$\def\FF{\mathbb{F}}\def\PP{\mathbb{P}}$I can achieve the bound $\binom{n-1}{2}$ if $n=q+1$ for a prime power $q$.

**Outline of method:** Suppose that $X$ is a set of size $n$ and $G$ is a group acting on $X$ in a sharply three transitive manner. This means that, is $(x_1, x_2, x_3)$ and $(y_1, y_2, y_3)$ are two ordered triples of distinct elements of $G$, there is precisely one $g \in G$ with $g(x_i)=y_i$ for $i=1$, $2$, $3$. (So, in particular, we have $|G| = n(n-1)(n-2)$.) Suppose furthermore that there is an element $\gamma$ in $G$ which acts by an $n$-cycle on $X$, and $\gamma$ is conjugate to $\gamma^{-1}$.

Then I claim $n$ is achievable. Let $C \subset G$ be the conjugacy class of $\gamma$. We note that the only permutations in $S_n$ which commute with an $n$-cycle are powers of that $n$-cycle, so $Z(\gamma) = \langle \gamma \rangle$ and the size of the conjugacy class $C$ is $|G|/|Z(\gamma)| = n(n-1)(n-2)/n=(n-1)(n-2)$.

I claim that, for any distinct elements $y_1$, $y_2$, $y_3$ in $X$, there is a unique $\delta \in C$ with $\delta(y_1) = y_2$ and $\delta(y_2) = y_3$. We first see that there is at least one $\delta$: Fix $x_1 \in X$, define $x_2 = \gamma(x_1)$ and $x_3 = \gamma(x_2)$, and let $h \in G$ be such that $h(x_i) = y_i$. Then $\delta = h \gamma h^{-1}$ does the job. But $|C| = (n-1) (n-2)$ and each $\delta \in C$ gives rise to $n$ triples $(y_1, y_2, y_3)$ with $\delta(y_1) = y_2$, $\delta(y_2) = y_3$. So, if each triple occurs at most once, then each triple occurs exactly once.

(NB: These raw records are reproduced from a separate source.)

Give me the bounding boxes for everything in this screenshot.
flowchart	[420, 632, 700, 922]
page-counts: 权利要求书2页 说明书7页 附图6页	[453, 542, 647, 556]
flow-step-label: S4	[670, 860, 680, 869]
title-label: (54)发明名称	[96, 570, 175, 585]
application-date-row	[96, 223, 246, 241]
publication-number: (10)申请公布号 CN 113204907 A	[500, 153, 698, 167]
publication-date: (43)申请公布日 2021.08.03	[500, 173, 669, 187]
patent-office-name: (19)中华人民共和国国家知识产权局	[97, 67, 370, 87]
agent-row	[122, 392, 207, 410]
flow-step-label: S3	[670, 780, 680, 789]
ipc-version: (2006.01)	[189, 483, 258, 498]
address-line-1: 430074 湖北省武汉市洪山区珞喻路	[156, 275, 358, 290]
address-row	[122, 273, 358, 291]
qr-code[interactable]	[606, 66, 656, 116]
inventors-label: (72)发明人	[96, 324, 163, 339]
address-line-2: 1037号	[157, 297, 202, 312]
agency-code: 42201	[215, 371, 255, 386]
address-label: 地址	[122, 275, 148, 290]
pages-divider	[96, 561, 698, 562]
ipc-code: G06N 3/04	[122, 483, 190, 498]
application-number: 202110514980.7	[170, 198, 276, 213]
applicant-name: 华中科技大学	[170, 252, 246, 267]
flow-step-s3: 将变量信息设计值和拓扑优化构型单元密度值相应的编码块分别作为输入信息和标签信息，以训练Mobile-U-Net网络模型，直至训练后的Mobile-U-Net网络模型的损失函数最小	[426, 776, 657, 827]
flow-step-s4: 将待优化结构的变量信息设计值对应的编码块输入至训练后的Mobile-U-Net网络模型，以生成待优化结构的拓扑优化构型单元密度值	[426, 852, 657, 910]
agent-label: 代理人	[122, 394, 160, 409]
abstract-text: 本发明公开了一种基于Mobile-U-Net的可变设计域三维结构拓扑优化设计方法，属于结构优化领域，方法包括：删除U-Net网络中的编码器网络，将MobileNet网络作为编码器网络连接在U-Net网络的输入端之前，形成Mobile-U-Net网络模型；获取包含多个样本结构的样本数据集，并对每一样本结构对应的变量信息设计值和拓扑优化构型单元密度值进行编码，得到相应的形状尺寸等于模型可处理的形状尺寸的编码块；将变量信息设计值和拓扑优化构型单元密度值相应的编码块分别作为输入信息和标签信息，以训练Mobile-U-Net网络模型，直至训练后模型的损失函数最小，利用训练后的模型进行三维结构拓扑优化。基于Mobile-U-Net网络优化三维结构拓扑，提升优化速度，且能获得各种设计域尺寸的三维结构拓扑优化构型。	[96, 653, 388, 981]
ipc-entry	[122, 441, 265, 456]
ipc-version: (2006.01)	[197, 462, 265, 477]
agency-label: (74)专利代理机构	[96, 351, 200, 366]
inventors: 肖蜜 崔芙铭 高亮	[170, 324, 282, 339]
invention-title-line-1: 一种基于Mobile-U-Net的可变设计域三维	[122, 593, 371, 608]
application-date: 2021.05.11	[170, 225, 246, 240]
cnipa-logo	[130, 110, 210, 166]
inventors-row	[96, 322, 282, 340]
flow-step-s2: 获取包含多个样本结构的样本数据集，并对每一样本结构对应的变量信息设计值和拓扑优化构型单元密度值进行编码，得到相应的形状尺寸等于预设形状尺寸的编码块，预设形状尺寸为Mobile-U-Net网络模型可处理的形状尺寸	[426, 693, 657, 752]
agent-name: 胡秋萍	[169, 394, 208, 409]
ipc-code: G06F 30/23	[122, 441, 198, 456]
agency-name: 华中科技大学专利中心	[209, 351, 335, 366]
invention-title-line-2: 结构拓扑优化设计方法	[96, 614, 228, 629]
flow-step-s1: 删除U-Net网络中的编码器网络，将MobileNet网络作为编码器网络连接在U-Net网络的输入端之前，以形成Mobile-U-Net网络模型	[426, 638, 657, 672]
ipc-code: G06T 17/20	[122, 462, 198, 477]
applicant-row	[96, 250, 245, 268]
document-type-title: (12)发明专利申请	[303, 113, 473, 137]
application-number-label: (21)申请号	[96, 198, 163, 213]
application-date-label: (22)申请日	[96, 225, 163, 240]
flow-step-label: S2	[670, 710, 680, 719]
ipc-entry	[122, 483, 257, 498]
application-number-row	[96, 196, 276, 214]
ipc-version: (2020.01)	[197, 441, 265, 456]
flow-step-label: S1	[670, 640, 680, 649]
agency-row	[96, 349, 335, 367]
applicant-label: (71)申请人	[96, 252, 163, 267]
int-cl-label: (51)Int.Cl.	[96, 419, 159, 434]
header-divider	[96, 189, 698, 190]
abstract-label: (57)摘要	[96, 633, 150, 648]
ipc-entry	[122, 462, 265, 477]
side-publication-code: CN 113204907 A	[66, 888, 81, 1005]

We have shown that the elements of $C$ are $(n-1)(n-2)$ oriented $n$-cycles, with each $y_1 \to y_2 \to y_3$ occurring in exactly one. But also, we assumed $\gamma$ conjugate to $\gamma^{-1}$, so for every cycle in $C$ its reverse is also in $C$. Identifying these, we get $\binom{n-1}{2}$ unoriented cycles, where for each $y_2$, and each pair of neighbors $y_1$, $y_3$, there is exactly one cycle where they occur.

**Details** Take $X = \PP^1(\FF_q)$ and $G = PGL_2(\FF_q)$ with the obvious action. It is well known that $G$ is sharply triply transitive. Choose an identification of $(\FF_q)^2$ with the field $\FF_{q^2}$, choose a generator $\theta$ for the cyclic group $\FF_{q^2}^{\times}$ and let $\gamma \in GL_2(\FF_q)$ be the matrix of multiplication by $\theta$. Then the image of $\gamma$ in $PGL_2(\FF_q)$ has order $q+1$. Moreover, in $PGL_2(\FF_q)$, every element is conjugate to its inverse. This proves the claim. $\square$.

Zassenhaus classified the sharply triple transitive permutation groups and, for all of them, $|X|=q+1$ for a prime power $q$. So there aren't any other $n$ achievable in this way.